1. Field of the Invention
The present invention relates to an engine room for construction equipment, which can minimize emission of noise generated in an engine room of an excavator and so on to an outside of the engine room.
More particularly, the present invention relates to an engine room for construction equipment, which can minimize emission of noise generated in an engine room due to driving of an engine and a ventilating fan to an outside of the engine room by absorbing the noise through a noise trap, and can improve the cooling performance of corresponding components by smoothing inhalation/discharge of an external air to/from the airtight engine room.
2. Description of the Prior Art
Generally, in the case of performing a work using construction equipment such as an excavator and so on, noise generated from the construction equipment (e.g. an engine, a cooling fan, a hydraulic pump, and the like) has become influential as environmental problems, and its regulations have been gradually strengthened.
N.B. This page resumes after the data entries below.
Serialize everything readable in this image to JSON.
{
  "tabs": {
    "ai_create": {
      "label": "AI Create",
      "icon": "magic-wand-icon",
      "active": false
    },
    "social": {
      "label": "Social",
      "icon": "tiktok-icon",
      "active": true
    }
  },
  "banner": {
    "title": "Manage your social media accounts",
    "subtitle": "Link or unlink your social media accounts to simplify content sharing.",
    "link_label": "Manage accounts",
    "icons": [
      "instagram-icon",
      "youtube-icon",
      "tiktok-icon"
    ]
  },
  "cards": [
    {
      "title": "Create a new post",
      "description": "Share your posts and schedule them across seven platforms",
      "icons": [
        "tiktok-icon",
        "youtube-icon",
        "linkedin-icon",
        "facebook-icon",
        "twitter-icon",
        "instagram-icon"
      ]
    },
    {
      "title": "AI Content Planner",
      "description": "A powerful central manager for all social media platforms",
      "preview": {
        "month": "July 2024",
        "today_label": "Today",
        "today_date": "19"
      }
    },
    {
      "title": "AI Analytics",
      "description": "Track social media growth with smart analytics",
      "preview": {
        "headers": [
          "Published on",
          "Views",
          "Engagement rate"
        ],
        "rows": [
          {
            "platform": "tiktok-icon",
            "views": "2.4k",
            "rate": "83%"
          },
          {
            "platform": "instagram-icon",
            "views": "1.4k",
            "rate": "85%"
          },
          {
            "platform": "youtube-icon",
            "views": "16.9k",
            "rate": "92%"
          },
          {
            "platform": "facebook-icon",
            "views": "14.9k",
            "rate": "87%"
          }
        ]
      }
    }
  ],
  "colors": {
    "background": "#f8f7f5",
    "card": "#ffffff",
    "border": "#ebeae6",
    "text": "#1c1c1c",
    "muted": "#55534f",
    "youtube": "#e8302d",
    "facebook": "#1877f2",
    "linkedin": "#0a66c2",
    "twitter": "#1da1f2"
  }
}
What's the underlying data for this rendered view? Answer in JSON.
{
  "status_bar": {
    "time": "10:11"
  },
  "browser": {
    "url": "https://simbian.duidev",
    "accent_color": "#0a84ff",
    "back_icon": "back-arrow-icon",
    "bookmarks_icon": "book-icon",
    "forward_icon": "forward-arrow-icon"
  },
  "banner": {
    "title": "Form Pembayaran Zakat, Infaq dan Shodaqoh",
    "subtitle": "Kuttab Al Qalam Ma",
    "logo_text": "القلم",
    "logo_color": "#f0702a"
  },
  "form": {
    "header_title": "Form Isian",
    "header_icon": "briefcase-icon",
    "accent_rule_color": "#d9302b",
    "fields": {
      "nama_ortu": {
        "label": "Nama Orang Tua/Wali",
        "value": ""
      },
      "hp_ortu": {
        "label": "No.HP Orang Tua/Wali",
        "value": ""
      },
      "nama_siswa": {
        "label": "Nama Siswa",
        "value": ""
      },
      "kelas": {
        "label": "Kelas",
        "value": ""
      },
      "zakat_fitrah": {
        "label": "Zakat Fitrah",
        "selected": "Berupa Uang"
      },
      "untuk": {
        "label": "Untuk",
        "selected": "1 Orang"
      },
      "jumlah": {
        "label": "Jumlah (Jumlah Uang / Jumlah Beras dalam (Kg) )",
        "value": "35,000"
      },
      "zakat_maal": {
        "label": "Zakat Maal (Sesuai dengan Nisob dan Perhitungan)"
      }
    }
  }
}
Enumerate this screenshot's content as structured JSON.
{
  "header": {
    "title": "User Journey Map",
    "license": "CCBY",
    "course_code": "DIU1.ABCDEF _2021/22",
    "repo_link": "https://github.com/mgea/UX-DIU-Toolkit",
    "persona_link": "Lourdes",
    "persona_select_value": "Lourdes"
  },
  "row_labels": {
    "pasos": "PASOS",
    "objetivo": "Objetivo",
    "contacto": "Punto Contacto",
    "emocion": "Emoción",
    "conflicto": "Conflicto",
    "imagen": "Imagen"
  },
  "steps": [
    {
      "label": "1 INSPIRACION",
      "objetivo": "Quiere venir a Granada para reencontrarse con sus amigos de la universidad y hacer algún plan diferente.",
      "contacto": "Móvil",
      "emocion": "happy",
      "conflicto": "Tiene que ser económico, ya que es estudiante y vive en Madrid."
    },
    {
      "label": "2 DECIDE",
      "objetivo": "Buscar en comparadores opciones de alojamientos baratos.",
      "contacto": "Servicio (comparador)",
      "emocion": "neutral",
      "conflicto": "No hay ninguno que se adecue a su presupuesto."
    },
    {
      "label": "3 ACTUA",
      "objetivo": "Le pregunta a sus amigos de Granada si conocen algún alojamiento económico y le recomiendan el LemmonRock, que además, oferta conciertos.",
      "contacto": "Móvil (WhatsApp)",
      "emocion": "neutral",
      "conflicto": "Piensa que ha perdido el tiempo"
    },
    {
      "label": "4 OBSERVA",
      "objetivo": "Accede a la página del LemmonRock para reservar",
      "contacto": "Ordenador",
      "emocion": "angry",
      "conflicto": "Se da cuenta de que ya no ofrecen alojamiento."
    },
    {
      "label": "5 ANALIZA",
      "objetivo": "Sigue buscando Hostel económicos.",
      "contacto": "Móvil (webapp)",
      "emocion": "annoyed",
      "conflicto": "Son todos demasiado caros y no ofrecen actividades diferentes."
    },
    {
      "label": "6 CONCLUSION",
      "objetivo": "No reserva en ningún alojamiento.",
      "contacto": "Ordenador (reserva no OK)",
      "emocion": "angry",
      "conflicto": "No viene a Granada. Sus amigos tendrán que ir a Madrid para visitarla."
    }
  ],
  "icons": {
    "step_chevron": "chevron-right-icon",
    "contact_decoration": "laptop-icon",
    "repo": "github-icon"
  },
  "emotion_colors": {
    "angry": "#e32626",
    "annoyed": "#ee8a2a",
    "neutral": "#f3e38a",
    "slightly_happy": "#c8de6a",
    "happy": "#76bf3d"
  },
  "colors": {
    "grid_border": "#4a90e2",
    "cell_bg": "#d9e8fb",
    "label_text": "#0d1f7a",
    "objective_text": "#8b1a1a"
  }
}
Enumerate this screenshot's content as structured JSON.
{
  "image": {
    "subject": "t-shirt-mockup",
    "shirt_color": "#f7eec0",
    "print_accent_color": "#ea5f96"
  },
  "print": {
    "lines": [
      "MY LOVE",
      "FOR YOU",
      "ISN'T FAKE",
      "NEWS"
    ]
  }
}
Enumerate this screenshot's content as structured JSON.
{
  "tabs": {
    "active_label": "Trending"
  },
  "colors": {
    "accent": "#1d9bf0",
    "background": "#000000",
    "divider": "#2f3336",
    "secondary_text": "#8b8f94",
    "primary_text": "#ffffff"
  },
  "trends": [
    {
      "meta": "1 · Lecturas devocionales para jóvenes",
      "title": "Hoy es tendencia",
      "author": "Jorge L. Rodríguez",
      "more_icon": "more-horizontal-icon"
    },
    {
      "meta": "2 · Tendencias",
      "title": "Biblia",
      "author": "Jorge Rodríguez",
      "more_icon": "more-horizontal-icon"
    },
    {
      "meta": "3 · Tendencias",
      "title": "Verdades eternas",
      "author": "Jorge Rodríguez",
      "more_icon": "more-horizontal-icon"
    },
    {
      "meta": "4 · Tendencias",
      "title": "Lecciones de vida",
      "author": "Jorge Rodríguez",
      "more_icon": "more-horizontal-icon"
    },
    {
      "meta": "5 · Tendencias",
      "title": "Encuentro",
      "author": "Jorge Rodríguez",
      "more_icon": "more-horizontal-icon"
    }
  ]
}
Particularly, as technologies for low noise have been highlighted due to the strengthening of noise regulations in Europe, there is a need to minimize the noise emission from an engine room to an outside.
As illustrated in FIG. 1, a general excavator includes a lower driving structure 1; an upper swing structure 2 mounted to swing on the lower driving structure 1 in left or right direction; a cab 3 and an engine room 4 mounted on the upper swing structure 2; a working device 11 fixed to the upper swing structure 2, and composed of a boom 6 driven by a boom cylinder 5, an arm 8 driven by an arm cylinder 7, and a bucket 10 driven by a bucket cylinder 9; and a counter weight 12 mounted on the upper swing structure 1, and provided with a built-in weight body to maintain a balance of the equipment during the operation of the equipment.
As illustrated in FIG. 2, a power generator for driving a drive part of the excavator includes an engine 13, a main hydraulic pump 15 driven by the engine 13 to supply hydraulic fluid to an actuator (e.g. a hydraulic cylinder and so on) 14 of the working device; a control valve (MCV) 16 installed in a flow path between the hydraulic pump 15 and the actuator 14 to control the flow direction of the hydraulic fluid being supplied to the actuator 14; a radiator 23 cooling an engine cooling water; an oil cooler 24 cooling the high-temperature hydraulic fluid returning from the control valve 16 to a hydraulic tank T; an auxiliary hydraulic pump 19 supplying the hydraulic fluid to a hydraulic motor 18 driving a radiator fan 17; and an auxiliary hydraulic pump 22 supplying the hydraulic fluid to a hydraulic motor 21 driving the oil cooler fan 20.
As illustrated in FIG. 3, according to a conventional engine room for construction equipment, the external air (the moving directions of which are indicated as arrows in the drawing) inhaled into the engine room through an inlet port A formed on an outer wall 27 during rotation of a radiator fan 17 is discharged to an outside through outlet ports B and C. The external air inhaled into the engine room passes through the radiator 23, and cools the engine cooling water in a tube through mutual heat exchange. The external air, having passed through the radiator 23 cools the engine body, passes through the circumference of the engine 13 to cool the engine body.
The exhaust gas discharged from the engine 13 is discharged to the atmosphere through a muffler 25. Dust and so on included in the external air inhaled into an inhalation system of the engine 13 can be filtered by an air cleaner 26.
As illustrated in FIG. 4, according to another conventional engine room for construction equipment, the engine 13 is arranged in an airtight space to prevent the noise generated in the engine room 13 from emitting out of the engine room 13. In this case, it is required to cool heat-generating components such as the radiator 23 and so on, and thus openings for circulating the external air are formed on the outer wall 27.
If the diameters of an inlet port E formed on the outer wall 27 of the engine room to inhale the external air and an outlet port D to discharge the internal air to an outside are reduced, it becomes difficult to smoothly discharge the air in the engine room to the outside. Accordingly, due to high heat generated in the engine room, a sound-absorbing material and so on installed in the engine room may catch fire.
In addition, even in the case of making the engine room airtight due to the noise generated during operation of the radiator fan 17, the noise problem cannot be basically solved. Accordingly, schemes for lowering the rotating speed of the radiator fan 17 to reduce the noise of the radiator fan 17 and to enlarge the size of the radiator fan 17 have been proposed.
The enlarged radiator fan 17 occupies much space in the engine room, and causes the manufacturing cost to be increased.